On Friday, Feb. 7, hedge fund manager Bill Ackman took to social media platform X (formerly Twitter) to reveal his firm’s newest stock position. This is quite unusual, as investors typically need to wait until institutional investors publish a Form 13F following the end of a quarter to see which stocks they recently bought and sold.

Below, I’m going to analyze Ackman’s latest position and make the case for why I think this particular stock is one to buy hand over fist right now.

According to Ackman’s remarks, his hedge fund, Pershing Square Capital Management, started accumulating shares of Uber Technologies (NYSE: UBER) in the beginning of January. As of this writing, Pershing Square holds 30.3 million shares of Uber.

Unlike other money managers, Pershing Square generally holds stock in a small cohort of companies. In other words, its portfolio generally only holds 10 or so stocks at any given time. Moreover, Ackman noted in his X post that he invested in Uber during a venture round many years ago when the company was still private.

To me, Ackman’s continued investment in Uber now that it’s a public company, combined with the stock earning a spot in his otherwise limited portfolio, signals that he has strong conviction in its potential.

Image source: Getty Images.

One of Ackman’s investment traits is that he looks for value stocks.

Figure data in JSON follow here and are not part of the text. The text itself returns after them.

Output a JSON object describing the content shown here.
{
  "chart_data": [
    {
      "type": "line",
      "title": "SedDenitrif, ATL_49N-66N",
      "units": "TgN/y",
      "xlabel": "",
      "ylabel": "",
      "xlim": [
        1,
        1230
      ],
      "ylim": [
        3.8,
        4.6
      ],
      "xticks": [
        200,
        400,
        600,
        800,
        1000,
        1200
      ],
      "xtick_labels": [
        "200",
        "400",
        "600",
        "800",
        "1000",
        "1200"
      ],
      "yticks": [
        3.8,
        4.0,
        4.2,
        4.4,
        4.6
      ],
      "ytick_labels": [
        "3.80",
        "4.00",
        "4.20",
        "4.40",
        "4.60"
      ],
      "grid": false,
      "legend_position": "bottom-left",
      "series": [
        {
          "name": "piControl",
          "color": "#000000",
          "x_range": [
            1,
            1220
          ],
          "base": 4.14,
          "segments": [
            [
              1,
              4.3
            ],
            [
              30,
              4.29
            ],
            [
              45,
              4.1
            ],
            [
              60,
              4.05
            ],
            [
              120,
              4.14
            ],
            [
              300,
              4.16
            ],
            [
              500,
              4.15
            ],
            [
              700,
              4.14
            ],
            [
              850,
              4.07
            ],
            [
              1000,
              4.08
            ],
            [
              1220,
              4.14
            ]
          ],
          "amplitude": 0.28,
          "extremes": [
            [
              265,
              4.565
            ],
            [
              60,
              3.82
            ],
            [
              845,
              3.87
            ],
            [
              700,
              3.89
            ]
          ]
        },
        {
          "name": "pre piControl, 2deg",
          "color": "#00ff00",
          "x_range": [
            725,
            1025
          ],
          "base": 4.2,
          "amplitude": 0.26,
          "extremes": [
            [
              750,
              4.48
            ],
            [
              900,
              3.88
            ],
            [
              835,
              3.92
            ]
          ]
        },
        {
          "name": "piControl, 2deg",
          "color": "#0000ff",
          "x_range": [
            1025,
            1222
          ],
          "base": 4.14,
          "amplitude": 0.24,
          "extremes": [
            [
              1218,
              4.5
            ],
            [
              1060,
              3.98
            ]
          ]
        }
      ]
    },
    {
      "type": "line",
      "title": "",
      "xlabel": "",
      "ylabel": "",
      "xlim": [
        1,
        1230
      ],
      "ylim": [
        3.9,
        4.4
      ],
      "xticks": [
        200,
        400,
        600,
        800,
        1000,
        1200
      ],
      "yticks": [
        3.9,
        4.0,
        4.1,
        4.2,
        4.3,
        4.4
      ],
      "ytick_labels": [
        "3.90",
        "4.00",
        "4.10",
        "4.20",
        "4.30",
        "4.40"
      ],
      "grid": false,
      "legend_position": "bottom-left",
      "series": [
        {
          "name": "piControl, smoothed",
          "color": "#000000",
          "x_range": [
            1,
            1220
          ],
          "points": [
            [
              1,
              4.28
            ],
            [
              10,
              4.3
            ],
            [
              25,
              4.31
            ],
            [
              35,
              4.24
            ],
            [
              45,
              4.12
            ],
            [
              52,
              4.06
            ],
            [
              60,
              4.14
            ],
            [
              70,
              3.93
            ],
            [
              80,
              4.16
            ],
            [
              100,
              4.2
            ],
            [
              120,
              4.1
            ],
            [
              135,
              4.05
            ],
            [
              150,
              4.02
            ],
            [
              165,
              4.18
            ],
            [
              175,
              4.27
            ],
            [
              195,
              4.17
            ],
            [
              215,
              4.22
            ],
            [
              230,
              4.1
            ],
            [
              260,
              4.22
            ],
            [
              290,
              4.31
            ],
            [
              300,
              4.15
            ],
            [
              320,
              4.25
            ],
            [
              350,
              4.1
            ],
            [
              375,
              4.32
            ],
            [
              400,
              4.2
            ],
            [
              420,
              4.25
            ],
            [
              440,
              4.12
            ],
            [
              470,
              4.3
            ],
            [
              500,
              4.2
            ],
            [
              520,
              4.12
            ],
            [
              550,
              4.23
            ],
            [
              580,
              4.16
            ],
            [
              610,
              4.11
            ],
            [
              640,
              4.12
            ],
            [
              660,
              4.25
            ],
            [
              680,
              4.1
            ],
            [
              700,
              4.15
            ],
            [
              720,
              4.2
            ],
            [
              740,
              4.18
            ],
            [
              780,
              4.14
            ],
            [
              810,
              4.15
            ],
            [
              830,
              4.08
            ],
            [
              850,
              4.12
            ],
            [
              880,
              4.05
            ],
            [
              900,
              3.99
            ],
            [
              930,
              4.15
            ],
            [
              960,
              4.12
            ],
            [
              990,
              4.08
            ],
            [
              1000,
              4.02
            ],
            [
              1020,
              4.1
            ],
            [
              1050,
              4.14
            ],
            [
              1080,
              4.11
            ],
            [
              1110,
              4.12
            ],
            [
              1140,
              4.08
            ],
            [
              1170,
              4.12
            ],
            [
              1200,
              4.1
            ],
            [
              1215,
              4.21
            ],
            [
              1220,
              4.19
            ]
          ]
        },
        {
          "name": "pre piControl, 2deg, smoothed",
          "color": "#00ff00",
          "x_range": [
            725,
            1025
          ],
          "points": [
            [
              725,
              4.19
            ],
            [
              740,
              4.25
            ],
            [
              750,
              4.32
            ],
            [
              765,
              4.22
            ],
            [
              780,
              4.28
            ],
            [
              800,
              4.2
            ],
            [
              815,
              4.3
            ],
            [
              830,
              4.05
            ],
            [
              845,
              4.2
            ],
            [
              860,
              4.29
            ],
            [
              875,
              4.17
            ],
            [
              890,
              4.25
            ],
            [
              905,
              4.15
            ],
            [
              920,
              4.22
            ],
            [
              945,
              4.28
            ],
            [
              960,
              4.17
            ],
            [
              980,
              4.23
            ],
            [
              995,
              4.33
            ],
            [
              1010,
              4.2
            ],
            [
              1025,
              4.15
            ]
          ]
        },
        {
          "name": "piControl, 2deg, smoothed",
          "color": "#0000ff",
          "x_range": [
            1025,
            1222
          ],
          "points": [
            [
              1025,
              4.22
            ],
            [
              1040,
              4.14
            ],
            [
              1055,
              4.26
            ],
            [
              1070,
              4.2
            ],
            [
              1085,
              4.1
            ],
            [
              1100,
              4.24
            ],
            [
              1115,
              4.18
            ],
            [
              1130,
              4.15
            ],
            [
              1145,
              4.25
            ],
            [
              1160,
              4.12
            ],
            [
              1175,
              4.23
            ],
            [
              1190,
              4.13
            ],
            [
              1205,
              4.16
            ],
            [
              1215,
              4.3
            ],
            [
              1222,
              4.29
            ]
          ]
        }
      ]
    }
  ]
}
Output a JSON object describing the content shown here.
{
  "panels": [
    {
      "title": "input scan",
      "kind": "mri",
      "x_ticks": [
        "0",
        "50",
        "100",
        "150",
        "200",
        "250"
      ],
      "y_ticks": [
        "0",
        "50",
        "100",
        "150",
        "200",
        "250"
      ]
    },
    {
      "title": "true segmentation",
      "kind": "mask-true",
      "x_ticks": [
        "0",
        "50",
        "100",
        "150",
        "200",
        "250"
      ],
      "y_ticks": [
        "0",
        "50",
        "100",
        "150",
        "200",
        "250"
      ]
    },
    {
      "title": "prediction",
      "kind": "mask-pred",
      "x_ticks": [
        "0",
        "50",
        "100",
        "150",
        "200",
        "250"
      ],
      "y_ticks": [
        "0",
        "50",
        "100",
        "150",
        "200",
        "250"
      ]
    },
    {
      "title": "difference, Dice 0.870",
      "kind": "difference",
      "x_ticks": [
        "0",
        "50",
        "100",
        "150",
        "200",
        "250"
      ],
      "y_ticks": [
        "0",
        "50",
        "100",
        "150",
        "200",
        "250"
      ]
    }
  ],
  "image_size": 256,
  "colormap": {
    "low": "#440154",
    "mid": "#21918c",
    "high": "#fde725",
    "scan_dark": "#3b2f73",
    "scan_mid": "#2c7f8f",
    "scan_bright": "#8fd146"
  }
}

He shared this sentiment on social media, writing that Uber stock “can still be purchased at a massive discount to its intrinsic value.”

As of this writing, shares of Uber are trading around $75. However, savvy investors understand that a stock price alone doesn’t determine the intrinsic value of the business.

Below, I’ll explore some valuation metrics that should help paint a better picture of what Uber is actually worth, and why I see now as a great opportunity to scoop up some shares.

The charts below illustrate Uber’s free-cash-flow trends over the last few years, in addition to the company’s price-to-earnings (P/E) and price-to-free-cash-flow (P/FCF) multiples. It’s important to note that the lines for the company’s P/E and P/FCF begin at the time when the company started generating consistent profits — hence, the purple lines do not go as far back for certain time periods.

UBER Free Cash Flow (Quarterly) Chart
UBER Free Cash Flow (Quarterly) data by YCharts

Here’s the convoluted thing about the metrics above. Over the last three years, Uber’s free cash flow has not only been consistent, but it’s also grown significantly. However, during this same time, the company’s P/E and P/FCF multiples have compressed. This means that as Uber evolved into a more profitable enterprise, the stock actually became cheaper relative to its earnings power.